Wednesday, December 21, 2005

Shops Need a 'Psychic Purchases' Helpdesk

Time Asleep Last Night - 02:11
Time Rudely Awaken This Morning- 08:41
Time Returning To Sleep - 08:52
Time Properly Awoken - 11:19

Another day passes, another day gone in the world with all it's many happenings. Another day closer to the future. Although technically we are always closer to the future than we were before, by it's very definition. The whole concept of the future is rather silly. People talk about what they want in "the future" as if it's some hazy place in the distance, shimmering on the horizon like a giant mirage. When the future equally applies to something in five minutes' time. I've no idea why I've taken this sudden detour onto the realities of time and it's fragile existence, and why we fail to appreciate it, but hopefully it's enlightening for you.

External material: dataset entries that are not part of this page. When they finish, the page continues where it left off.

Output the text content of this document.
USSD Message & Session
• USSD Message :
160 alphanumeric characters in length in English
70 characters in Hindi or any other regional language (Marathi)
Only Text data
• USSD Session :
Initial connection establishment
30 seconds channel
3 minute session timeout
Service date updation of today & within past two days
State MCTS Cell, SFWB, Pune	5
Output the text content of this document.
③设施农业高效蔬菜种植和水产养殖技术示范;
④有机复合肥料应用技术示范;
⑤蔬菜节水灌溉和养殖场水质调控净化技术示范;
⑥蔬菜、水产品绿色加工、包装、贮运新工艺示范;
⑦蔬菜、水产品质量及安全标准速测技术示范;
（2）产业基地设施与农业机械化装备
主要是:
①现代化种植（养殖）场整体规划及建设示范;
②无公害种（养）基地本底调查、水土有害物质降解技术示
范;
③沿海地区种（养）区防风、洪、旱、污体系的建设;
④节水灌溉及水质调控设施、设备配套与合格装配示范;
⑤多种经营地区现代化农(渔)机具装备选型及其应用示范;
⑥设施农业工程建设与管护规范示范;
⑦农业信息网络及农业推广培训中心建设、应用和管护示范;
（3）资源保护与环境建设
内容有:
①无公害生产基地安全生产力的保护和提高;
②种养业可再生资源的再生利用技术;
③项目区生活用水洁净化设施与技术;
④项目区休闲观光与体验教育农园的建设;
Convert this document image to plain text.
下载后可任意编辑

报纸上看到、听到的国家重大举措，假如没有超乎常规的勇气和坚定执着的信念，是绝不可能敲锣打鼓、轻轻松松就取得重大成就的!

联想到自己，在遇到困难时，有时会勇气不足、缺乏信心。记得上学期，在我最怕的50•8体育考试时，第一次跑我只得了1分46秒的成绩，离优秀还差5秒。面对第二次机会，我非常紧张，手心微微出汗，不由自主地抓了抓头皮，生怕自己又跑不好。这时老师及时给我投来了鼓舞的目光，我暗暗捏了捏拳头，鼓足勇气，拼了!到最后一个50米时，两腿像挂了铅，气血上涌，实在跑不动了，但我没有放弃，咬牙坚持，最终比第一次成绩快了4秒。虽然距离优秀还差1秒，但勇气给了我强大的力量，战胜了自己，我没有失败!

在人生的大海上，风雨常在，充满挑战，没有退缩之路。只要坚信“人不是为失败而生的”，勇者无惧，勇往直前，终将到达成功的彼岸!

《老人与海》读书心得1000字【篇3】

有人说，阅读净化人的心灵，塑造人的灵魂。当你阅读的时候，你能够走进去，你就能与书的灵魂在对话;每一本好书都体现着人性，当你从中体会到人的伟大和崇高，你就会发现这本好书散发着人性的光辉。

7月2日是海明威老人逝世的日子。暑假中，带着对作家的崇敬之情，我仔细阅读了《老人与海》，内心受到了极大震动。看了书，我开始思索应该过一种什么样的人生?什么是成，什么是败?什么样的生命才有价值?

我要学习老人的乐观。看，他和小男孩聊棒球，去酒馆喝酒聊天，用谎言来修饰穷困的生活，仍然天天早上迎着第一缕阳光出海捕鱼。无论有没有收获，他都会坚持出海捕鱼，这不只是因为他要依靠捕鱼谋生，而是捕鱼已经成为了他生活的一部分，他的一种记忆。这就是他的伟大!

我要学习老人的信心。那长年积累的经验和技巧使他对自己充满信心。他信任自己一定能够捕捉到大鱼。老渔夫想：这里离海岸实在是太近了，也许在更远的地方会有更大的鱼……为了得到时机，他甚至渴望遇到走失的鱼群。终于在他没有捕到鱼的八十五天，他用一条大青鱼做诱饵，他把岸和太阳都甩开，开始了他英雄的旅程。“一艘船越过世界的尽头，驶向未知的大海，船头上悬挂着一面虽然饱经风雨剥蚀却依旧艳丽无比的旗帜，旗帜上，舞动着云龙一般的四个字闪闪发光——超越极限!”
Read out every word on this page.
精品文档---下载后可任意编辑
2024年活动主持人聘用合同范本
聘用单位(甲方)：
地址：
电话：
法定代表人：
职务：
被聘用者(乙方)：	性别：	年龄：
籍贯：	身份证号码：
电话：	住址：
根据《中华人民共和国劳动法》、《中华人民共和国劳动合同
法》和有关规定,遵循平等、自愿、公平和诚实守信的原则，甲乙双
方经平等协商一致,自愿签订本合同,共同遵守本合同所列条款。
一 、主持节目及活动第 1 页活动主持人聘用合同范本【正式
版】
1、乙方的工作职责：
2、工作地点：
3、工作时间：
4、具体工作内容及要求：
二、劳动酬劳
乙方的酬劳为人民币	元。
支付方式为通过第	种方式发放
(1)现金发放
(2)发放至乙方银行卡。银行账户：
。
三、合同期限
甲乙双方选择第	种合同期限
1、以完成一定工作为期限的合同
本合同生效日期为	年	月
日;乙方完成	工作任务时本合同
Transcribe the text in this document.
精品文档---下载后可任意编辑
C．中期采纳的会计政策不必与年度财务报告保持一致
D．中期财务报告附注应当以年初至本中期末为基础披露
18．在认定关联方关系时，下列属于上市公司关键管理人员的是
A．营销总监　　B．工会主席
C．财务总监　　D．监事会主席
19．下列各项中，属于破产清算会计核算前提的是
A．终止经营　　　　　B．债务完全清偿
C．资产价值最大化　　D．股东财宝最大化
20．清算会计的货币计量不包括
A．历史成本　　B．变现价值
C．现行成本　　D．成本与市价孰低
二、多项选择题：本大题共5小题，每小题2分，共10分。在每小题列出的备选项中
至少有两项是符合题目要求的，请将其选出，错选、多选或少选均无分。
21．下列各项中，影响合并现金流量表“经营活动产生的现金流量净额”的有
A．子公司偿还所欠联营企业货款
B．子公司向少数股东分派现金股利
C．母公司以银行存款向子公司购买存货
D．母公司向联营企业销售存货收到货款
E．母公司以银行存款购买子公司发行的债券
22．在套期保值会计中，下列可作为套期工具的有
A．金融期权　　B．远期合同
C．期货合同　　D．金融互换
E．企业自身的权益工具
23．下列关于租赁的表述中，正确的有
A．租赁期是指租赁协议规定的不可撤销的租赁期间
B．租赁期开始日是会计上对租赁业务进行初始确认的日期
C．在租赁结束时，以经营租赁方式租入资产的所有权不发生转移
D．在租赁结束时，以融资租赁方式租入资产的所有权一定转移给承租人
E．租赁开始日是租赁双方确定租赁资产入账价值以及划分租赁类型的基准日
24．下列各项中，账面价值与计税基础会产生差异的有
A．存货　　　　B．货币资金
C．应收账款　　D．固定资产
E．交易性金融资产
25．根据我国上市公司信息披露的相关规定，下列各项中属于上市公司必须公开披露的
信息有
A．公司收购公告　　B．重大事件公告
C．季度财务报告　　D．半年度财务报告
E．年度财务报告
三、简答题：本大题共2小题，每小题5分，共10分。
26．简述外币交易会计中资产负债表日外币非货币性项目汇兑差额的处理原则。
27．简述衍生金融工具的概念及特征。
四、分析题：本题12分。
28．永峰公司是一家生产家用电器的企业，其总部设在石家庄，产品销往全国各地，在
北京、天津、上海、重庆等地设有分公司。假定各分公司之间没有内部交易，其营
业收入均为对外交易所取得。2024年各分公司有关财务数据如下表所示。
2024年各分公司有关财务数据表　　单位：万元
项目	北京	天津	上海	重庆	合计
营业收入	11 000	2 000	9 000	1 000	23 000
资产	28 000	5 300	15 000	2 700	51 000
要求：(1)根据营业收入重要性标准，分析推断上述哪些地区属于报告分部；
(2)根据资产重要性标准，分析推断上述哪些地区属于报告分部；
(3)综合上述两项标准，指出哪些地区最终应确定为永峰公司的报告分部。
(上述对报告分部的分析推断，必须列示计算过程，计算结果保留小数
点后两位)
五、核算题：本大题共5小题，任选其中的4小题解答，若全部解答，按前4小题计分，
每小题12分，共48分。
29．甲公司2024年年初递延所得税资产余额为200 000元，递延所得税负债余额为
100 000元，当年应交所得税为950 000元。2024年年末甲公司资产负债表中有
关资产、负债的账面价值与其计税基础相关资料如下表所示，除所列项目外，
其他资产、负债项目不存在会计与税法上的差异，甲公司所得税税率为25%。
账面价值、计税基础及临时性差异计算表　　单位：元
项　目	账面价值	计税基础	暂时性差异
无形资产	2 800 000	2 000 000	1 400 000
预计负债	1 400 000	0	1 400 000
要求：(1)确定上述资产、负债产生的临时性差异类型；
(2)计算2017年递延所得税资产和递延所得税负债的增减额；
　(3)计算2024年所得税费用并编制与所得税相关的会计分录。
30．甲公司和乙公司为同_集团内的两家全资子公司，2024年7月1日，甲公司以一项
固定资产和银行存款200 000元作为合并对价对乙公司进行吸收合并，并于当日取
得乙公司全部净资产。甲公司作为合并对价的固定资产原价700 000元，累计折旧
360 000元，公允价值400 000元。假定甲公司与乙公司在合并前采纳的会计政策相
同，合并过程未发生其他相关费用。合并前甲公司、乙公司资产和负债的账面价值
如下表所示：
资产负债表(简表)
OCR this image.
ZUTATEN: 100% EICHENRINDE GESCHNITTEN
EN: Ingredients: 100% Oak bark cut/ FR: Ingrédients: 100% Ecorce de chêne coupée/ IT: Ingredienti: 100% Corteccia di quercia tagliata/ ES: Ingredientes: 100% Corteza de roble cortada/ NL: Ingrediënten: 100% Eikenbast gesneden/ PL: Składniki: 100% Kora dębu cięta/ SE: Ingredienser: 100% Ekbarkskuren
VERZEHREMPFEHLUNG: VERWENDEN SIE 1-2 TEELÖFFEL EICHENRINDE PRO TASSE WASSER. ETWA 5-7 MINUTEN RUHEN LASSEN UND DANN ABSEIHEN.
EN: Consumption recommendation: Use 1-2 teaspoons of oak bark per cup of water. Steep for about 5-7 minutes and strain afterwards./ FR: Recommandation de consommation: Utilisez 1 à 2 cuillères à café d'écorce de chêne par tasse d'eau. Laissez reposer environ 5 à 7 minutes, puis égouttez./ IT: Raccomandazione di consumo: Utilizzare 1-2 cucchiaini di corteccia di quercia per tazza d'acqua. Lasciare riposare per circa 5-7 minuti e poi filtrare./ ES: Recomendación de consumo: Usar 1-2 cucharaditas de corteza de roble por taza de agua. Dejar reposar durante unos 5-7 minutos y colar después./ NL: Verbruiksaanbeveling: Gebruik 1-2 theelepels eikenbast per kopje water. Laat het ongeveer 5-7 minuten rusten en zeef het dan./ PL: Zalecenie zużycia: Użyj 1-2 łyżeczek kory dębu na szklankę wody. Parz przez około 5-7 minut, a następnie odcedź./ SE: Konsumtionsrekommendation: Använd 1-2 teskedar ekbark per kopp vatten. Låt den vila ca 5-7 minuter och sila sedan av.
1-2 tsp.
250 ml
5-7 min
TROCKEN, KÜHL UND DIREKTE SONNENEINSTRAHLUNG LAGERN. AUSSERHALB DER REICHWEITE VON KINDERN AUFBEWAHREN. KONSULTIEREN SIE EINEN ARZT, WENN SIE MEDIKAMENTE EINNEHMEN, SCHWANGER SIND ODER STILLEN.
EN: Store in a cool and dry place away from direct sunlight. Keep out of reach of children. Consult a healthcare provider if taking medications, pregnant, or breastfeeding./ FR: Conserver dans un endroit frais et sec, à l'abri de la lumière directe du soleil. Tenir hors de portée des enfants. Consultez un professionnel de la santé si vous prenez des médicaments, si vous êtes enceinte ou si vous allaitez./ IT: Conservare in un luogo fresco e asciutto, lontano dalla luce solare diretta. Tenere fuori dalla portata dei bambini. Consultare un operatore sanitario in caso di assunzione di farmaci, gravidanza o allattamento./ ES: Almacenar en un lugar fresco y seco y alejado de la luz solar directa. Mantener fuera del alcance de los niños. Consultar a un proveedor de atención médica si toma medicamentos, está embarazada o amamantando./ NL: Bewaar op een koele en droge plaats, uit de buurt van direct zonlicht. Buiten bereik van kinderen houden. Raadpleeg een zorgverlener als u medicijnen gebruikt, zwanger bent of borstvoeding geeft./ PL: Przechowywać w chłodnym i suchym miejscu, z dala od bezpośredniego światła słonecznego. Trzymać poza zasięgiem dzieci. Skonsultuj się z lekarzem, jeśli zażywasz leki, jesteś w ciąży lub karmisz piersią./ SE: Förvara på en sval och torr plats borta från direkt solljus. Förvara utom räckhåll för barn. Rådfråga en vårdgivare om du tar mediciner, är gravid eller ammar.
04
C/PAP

This morning I was rudely awoken before the proper time, as the timestamps indicate, by my sister demanding money for the bus because she'd overlsept and missed her lift into work. I've always got to love how she never has money herself for these sorts of things. I suppose it makes me some sort of great person who's always there to help. Or perhaps I'm just organised. Who knows.

The title of today's entry is really a comment on how silly the suggestions that you should be able to buy someone a present without them actually telling you what it is they want. You're expected to turn such helpful comments as "I don't know!" or "Oh, anything!" into fully gift-wrapped presents, preferably with a bow and ribbon too. So I'm declaring my intentions to do nothing of the sort of guessing, and not going out to buy anything until I'm told what it is people want, instead of making wild stabs in the dark. Yes, this does mean I will be shopping on Christmas Eve. At the last minute. No, I don't care. It's their fault if they don't get what they want for not telling me sooner.